|I'm continually amazed by people going ga-ga over Chrome who have never taken a serious look at Safari or other WebKit/KHTML browsers. If you're on Mac, you'll find Safari far more stable than Chrome, and (no surprise) with a much more varied plugin ecosystem, particularly for developers. On Linux, can someone answer what Chrome does that significantly improves on Konqueror? Yes, 'incognito' is cool, but if you know how to manage your system competently, you know how to do that in *any* browser on your system. And if you don't want to go into geek-ninja mode every time you sit down at the keyboard, then what are you doing running Linux anyway? Get a Mac and just do what you set out to...|
I used to be a tremendous Firefox bigot, but I think they've seriously jumped the shark sometime around 3.0. It's also outgrown its interface; you can't just tell 90% of your extensions "go away until I need you, but then I'm really, REALLY going to need you." Chrome, like Safari, has a much more organised, usable interface.

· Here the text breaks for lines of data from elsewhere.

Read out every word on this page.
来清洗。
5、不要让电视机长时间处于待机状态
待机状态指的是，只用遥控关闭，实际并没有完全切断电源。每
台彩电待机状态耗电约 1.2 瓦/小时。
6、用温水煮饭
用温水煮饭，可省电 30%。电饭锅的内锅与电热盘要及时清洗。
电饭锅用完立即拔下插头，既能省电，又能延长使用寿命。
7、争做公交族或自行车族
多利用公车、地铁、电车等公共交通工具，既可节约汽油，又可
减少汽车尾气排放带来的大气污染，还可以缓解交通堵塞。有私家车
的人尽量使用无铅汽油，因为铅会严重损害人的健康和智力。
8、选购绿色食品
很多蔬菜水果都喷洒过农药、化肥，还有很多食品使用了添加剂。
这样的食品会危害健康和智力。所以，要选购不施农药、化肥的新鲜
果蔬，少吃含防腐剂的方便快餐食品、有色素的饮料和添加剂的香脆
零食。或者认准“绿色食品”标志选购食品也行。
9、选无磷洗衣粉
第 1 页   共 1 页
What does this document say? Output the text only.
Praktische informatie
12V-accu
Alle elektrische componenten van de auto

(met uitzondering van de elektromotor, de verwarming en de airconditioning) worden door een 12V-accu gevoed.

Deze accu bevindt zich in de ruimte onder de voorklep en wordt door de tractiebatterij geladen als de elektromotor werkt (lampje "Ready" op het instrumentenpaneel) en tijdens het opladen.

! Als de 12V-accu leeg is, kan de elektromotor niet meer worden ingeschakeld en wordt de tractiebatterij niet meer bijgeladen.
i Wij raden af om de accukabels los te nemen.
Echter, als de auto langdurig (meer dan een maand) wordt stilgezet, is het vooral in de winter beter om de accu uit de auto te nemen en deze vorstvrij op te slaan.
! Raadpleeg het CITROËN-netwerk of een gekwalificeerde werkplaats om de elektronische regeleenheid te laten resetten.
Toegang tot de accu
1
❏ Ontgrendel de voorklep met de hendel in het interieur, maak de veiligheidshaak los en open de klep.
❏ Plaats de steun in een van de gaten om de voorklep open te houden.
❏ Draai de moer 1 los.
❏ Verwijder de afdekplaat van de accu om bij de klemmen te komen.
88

Chrome WILL be a great browser; it's built on WebKit, after all, and it's backed by one of the two most fanboi-inspiring companies in current tech… or maybe that should be 'one of the most well-marketed companies in current tech.' With infinitely deep pockets, and a certain Redmondian nemesis to rally the troops against, the future is bright. I use Chrome fairly regularly as part of my "be able to work and show your work anywhere" principle. I just don't (yet) see all that much to get so worked up about.
|2010-05-07 19:29:17 - In reply to message 1 from Jeff Dickey|
Other than that, Chrome is mostly a copy of Safari due to the use of Webkit. Even the name Apple is used in built-in CSS classes used by Chrome.